Four Seasons Hotels & Resorts was just in New York to spill on what’s new with their culinary offerings. We spent a swell evening chatting with representatives from several of their hotels and got the lowdown on the latest food news.
The Ocean Club, A Four Seasons Resort, Bahamas launched a Cane to Cask experience, which is basically all about rum. First stop: Downtown Nassau to check out John Watling’s Distillery at the former Buena Vista Estate. Wilfred Sands, the inventor of the “Rum Dum” cocktail will be on hand to chat. Next stop: Back to the Ocean Club’s Martini Bar & Lounge to learn the art of pairing food and spirits.
Four Seasons Resort and Residences Anguilla opens Salt, a fine dining restaurant, later this year. Up until the late ’80s, salt was the largest export of Anguilla (which was then surpassed by tourism). Nearby the resort — and across the island — guests will find salt ponds where locals mine the mineral (it’s labor-intensive but guests can join for the real experience, if they wish!). The new restaurant replaces Cobá.
Four Seasons Resort Hualalai is also going the salt route. Executive chef Thomas Bellec leads the way to Hualalai’s seaside salt flats before heading back to the kitchen for a hands-on cooking class. Separately, the Hualalai Seafood Experience takes guests to the hotel’s Punawai pond with a marine naturalist who will share how Hualalai oysters are raised and harvested; the tour continues to the shrimp pond where guests will be able to catch their own for dinner that evening. Best part? The experience includes champagne and concludes with a five-course tasting menu.
Four Seasons Resort Maui has a new open-fire Hawaii cooking experience. Guests will learn from chef and advanced sommelier Yeshua Goodman about the local style of fishing, hunting and gathering. The group will visit multiple venues — including an off-property plantation house on the island’s north shore, a ranch on the hills of the island’s Upcountry and an off-the-grid venue with its own lava tube (fit for exploring) — where fish, game and produce will be prepared and paired with wines.
Four Seasons New York Downtown has a new culinary-themed LocA-LIST package.

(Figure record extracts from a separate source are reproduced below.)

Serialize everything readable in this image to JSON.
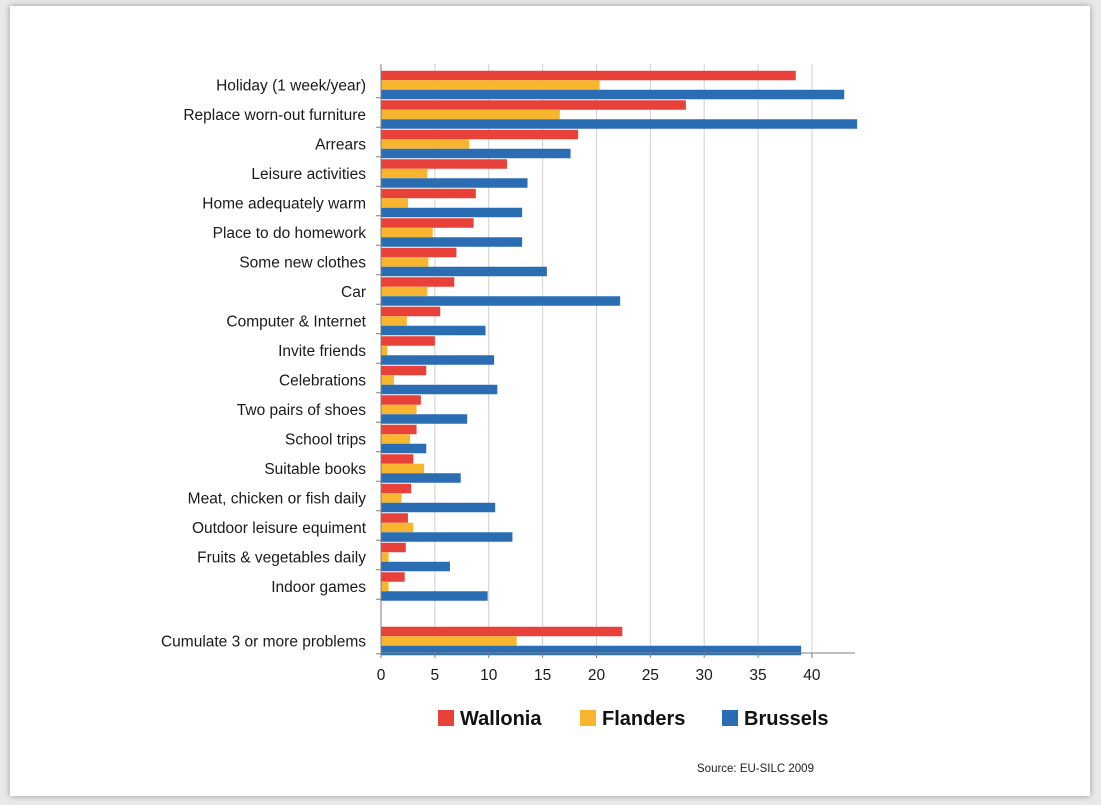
{
  "chart_data": {
    "type": "bar",
    "orientation": "horizontal",
    "categories": [
      "Holiday (1 week/year)",
      "Replace worn-out furniture",
      "Arrears",
      "Leisure activities",
      "Home adequately warm",
      "Place to do homework",
      "Some new clothes",
      "Car",
      "Computer & Internet",
      "Invite friends",
      "Celebrations",
      "Two pairs of shoes",
      "School trips",
      "Suitable books",
      "Meat, chicken or fish daily",
      "Outdoor leisure equiment",
      "Fruits & vegetables daily",
      "Indoor games",
      "",
      "Cumulate 3 or more problems"
    ],
    "series": [
      {
        "name": "Wallonia",
        "color": "#e8413a",
        "values": [
          38.5,
          28.3,
          18.3,
          11.7,
          8.8,
          8.6,
          7.0,
          6.8,
          5.5,
          5.0,
          4.2,
          3.7,
          3.3,
          3.0,
          2.8,
          2.5,
          2.3,
          2.2,
          null,
          22.4
        ]
      },
      {
        "name": "Flanders",
        "color": "#f8b630",
        "values": [
          20.3,
          16.6,
          8.2,
          4.3,
          2.5,
          4.8,
          4.4,
          4.3,
          2.4,
          0.6,
          1.2,
          3.3,
          2.7,
          4.0,
          1.9,
          3.0,
          0.7,
          0.7,
          null,
          12.6
        ]
      },
      {
        "name": "Brussels",
        "color": "#2a6db3",
        "values": [
          43.0,
          44.2,
          17.6,
          13.6,
          13.1,
          13.1,
          15.4,
          22.2,
          9.7,
          10.5,
          10.8,
          8.0,
          4.2,
          7.4,
          10.6,
          12.2,
          6.4,
          9.9,
          null,
          39.0
        ]
      }
    ],
    "xticks": [
      0,
      5,
      10,
      15,
      20,
      25,
      30,
      35,
      40
    ],
    "xlim": [
      0,
      44
    ],
    "grid": true,
    "legend_position": "bottom",
    "title": "",
    "xlabel": "",
    "ylabel": "",
    "source": "Source: EU-SILC 2009"
  }
}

Four Seasons Hotel Austin has a myriad of foodie experiences, perhaps aimed at Millennials (planning a bachelorette party?). With the push of a button you can summon a custom margarita cart, where you can pick your own tequilas, mix-ins and salt. There are also complimentary ceviche classes on Saturdays, but it’s the Veuve Clicquot “SUP” Experience that seems like a real winner. The package includes use of Veuve Clicquot stand-up paddleboards and lakeside dining. To burn it off, the hotel provides Wine-Fueled Workouts on the lakeside lawn, combining yoga with wine education (and sipping).
Four Seasons Hotel Philadelphia Comcast Center has two restaurant partnerships with Michelin-starred Chef Jean-Georges Vongerichten and James Beard award-winner Greg Vernick. Jean-Georges Philadelphia is on Floor 59 and has impressive views of the city while JG SkyHigh serves breakfast through dinner. Vernick Fish is a seafood restaurant with indoor and outdoor seating; there’s also Vernick Coffee Bar.
At Four Seasons Hotel at The Surf Club, Surfside, Florida you can learn about The Art of the Aperitivo from bar manager Jacopo Rosito or enjoy Mediterranean dining in Miami — Le Sirenuse Miami is the first development of the Michelin-starred restaurant, La Sponda. Guests can enjoy seasonal Italian menus created by Antonio Mermolia.
Four Seasons Resort Palm Beach partnered with Argentine-Italian chef Mauro Colagreco, which means guests can create their own pizzettes, all cooked in a stone-heart oven.
Four Seasons Hotel Prague has a pair of pop-up restaurants. Piazzette (June through September) will serve Mediterranean cuisine on the banks of the Vltava River. Following this, a food truck will take up residence, where the hotel’s chef will be cooking al fresco-style. From May to September, Miru will be open on the rooftop. Executive chef Leonardo Di Clemente will dish Japanese fusion cuisine.
Four Seasons Resort Dubai at Jumeirah Beach debuted The Peal Courtyard with a full vegan menu. This concept launched in January to coincide with the growing-in-popularity “Veganuary” movement. They say Executive Chef Gilles Arzur’s menu is rich in vitamins, antioxidants, minerals and nutrients.
At Four Seasons Hotel New York Downtown a new culinary-themed LocA-LIST package curated by Executive Chef Shaun Acosta includes a walk through Lower Manhattan in search of local libations and decadent treats.